Gary Chapman’s bestselling book The 5 Love Languages (Northfield Publishing) is a frequent reference point in our family. Chapman’s premise is that when we relate to those we love, we do so using five “languages”—physical touch, words of affirmation, acts of service, quality time, and gift-giving—to show our care and commitment. Likewise, we are able to receive the love of others in these five languages.
Each person has a need for all five languages, but within these five languages each person has a primary language. Those with a primary love language of words of affirmation, for example, are quick to point out the good they see in those with whom they have a relationship: “Cute outfit!” People whose primary love language is acts of service can be found making food, doing chores, or otherwise helping those in the household.

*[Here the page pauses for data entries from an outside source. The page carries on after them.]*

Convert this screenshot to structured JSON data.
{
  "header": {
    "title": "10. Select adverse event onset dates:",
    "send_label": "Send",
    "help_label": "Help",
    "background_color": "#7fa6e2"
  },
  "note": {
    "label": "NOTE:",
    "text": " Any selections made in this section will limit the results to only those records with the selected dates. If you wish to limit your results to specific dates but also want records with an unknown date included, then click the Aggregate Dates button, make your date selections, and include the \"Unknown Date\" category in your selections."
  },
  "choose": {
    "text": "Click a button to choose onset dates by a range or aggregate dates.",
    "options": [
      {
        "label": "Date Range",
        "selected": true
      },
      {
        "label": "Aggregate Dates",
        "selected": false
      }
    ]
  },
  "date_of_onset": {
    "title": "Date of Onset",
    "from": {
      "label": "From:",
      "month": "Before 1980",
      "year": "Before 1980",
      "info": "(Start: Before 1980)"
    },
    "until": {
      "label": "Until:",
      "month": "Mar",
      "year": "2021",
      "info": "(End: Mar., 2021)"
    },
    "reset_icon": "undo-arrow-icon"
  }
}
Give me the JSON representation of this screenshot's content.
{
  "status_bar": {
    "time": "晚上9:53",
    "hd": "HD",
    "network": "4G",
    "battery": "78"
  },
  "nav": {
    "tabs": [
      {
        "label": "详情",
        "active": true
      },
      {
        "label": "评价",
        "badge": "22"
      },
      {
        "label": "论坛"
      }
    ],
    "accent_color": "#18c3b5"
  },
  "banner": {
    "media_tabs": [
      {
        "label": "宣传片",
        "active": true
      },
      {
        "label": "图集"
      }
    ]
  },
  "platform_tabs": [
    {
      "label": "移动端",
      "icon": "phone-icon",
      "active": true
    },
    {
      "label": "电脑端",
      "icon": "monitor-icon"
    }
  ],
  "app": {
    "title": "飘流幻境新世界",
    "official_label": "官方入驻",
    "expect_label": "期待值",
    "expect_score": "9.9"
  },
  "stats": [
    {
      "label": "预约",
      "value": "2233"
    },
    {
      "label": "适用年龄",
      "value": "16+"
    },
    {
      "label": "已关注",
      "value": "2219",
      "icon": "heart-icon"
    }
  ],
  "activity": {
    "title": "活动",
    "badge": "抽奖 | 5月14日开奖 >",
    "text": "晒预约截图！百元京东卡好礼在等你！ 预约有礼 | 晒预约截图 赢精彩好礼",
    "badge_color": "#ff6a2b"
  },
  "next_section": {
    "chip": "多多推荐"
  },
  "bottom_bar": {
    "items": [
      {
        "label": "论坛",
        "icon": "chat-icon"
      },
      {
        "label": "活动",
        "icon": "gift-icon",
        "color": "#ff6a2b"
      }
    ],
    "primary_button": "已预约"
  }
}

Liam, our second child, has acts of service as his primary love language. He put it this way as he was helping me prepare for a party: “There’s something about setting up these chairs and tables that just makes me so happy. I think of everyone who is coming and how they will have a place to sit. Does everyone feel this way setting up for a party?” I looked over at his sister, Teenasia, watching TV, whose primary love language is gift-giving, and assured Liam that not everyone finds joy in the work of the last hour before guests arrive.
The challenge of family life is that everyone “speaks” a different primary love language. I may shower my children with compliments, but if I don’t recognize that Jamilet might rather have a hug (physical touch) and Jacob needs some quality time with me, we may not connect as easily. Husbands and wives who know the other’s love language are better able to negotiate the ebb and flow of marriage. I know that Bill’s primary language is quality time, and he understands mine is words of affirmation. A date that serves both of us is a dinner alone with quality conversation that includes Bill telling me how wonderful I am. Just kidding. Sort of.
But if the five love languages are important for family life, they take on an even greater significance when we look at how we are called to minister to those among us who have been hurt. A seminal study by the Centers for Disease Control and Prevention (CDC) and Kaiser Permanente indicates that adverse childhood experiences (ACEs) are often at the root of some of the most significant issues in our society. Children who have experienced trauma in the form of physical or sexual abuse, who were neglected, who have witnessed violence, who have experienced food insecurity, or whose parents abused drugs or alcohol are more likely to become adults who have lower graduation and employment rates, higher drug and alcohol abuse rates, higher rates of serious health conditions, and higher rates of depression and suicide.
The CDC notes that about 40 percent of the population has suffered two or more categories of ACEs on a 10-point questionnaire, with almost 10 percent of people experiencing four or more deeply traumatic ACEs during childhood. While the research around building resilience in children is still developing, I look at each of the categories that the CDC calls out in their ACEs study and see the corresponding love language, as defined by Chapman, that could be part of the healing process.
The opposite of the put-downs and cutting language of emotional abuse is words of affirmation. The opposite of neglect is gift-giving of the necessities of food, shelter, and clothing. The opposite of physical and sexual abuse is loving, safe, and welcome physical touch. The opposite of the lack of presence of a parent who is incarcerated or who is abusing drugs or alcohol is quality time. And acts of service can counteract any category of ACEs, depending on what the service is.
ACEs and trauma have been part of the human experience since Cain and Abel. We do not need to look far for those who suffer. They are our family members, neighbors, and members of our congregation. They are our colleagues and those in line at a meal program. What is new is that science can now confirm the implications of trauma that we had only intuited before. We can now quantify and give language to the dangers that come with too little love. We have long known that children who are hurt face challenges in adulthood, but now the CDC has shown us exactly what the risks will be.
The languages of loving are also not new, just now better defined. Every act of Jesus—from his healing touch to his quality time with disciples to his service in washing their feet—was a language of love. Our mission as followers is to integrate what science is demonstrating with the tasks to which we have long been called.
We are called to heal by loving. We must become fluent in all five languages.